Cet état de violence ambiante s’est ainsi manifesté, il y a quelques jours sur un plateau de Seneweb. Le fameux Clédor Sène qui aime pavaner dans les médias pour raconter tout et n’importe quoi sur le pétrole et le gaz, a en effet failli en venir aux mains avec un autre invité qui le traitait de menteur, déplorant ses interventions peu crédibles sur la question des ressources, ses sujets favoris du moment. N’eut-été l’intervention du journaliste animateur de l’émission, les coups de poings allaient pleuvoir. Il est vrai que dans le cas de Clédor Sène, des journalistes s’étaient même érigés contre le fait qu’il soit constamment invité sur des plateaux, surtout suite à sa condamnation pour crime. Bref, ceux qui l’invitent, doivent toutefois être prudents et prendre des précautions en mettant en face de lui, un co-débatteur capable de répondre, à défaut de pouvoir le challenger, car difficile de confirmer ses propos en l’absence d’un contradicteur averti.

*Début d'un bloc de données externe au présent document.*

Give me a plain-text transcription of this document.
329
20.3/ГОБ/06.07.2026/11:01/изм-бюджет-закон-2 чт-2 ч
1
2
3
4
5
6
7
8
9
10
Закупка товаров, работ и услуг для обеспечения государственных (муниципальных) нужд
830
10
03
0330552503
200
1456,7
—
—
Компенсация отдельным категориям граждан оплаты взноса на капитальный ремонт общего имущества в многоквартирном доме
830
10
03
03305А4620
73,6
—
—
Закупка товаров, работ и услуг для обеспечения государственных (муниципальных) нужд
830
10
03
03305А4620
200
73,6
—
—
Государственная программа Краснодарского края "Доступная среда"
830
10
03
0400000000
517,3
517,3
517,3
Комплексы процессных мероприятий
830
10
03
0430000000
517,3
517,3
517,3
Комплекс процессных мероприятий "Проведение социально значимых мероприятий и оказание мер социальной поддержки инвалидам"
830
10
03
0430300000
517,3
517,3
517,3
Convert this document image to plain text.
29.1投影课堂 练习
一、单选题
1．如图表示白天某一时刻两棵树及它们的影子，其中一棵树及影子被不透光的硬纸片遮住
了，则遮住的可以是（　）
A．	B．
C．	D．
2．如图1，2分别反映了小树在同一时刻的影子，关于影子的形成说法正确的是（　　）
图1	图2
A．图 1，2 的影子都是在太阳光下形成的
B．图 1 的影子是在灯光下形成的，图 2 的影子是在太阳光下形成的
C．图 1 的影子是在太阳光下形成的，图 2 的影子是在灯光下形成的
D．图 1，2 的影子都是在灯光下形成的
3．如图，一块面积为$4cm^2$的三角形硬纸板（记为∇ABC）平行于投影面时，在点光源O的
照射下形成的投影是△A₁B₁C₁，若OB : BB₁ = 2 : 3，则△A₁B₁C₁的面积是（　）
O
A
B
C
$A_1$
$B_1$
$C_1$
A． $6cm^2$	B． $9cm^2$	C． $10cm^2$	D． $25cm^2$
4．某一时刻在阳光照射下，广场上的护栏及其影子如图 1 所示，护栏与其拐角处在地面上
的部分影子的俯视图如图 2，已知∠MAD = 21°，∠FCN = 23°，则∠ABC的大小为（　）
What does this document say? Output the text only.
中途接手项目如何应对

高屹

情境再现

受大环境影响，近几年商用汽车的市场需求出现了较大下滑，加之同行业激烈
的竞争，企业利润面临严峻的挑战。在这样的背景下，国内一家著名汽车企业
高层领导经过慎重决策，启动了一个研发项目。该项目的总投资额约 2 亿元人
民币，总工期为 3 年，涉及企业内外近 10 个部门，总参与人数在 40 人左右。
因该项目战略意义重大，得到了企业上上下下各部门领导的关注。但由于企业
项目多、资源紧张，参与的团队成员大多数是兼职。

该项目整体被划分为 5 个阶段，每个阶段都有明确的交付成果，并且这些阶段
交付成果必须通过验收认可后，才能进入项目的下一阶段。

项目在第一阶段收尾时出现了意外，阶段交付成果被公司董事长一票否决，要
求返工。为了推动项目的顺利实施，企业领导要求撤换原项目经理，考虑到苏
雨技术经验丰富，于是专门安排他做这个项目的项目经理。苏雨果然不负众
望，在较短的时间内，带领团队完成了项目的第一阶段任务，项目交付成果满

Un autre échange malheureux a aussi eu lieu entre Maimouna Ndour Faye et Mamadou Goumbala, au cours duquel, la journaliste n’a eu de cesse d’insister sur la trajectoire politique jugée « instable » de l’homme qui a effectué un passage par le PS, l’AFP, le Grand Parti, le Rewmi puis Yewwi Askan Wi. Etait-elle embarrassée ou pas ? Cela ne se remarquait certes pas sur le visage de la journaliste et encore moins sur sa posture. Tout au plus, Goumbala a asséné ce coup bas, comme pour riposter à la remarque de Maimouna Ndour Faye que cette dernière sort d’un troisième mariage. Ce qui n’est pas une tare en soi. Elle en a ri sur le champ avant de s’en offusquer promettant même d’ester en justice contre l’homme politique pour diffamation. Une charge dont on n’aurait pu se passer surtout dans le cadre d’une émission publique.
De même vendredi 23 septembre, c’était chaud chaud à « Jakarloo » sur la TFM entre Ibrahima Ndoye et Dame Mbodji, alors qu’était abordée la question du « gouvernement de combat, pourquoi et pour qui ? », entre autres thèmes de l’émission.
Le ton de ce qui allait suivre, était dès lors donné par Dame Mbodji qui déclare tout de go à l’endroit de Ndoye, cet ancien journaliste de la RTS et actuel conseiller du président Sall : "C’est un gouvernement qui cherche la confrontation (…) Ce sont ceux qui allaient sur les plateaux télé qui ont été promus ministres. Et il y en a qui se sont rendus compte que certains de leurs camarades du même âge, ont été promus ministres, et ils cherchent à faire du rattrapage." L’allusion était claire et la provocation non équivoque.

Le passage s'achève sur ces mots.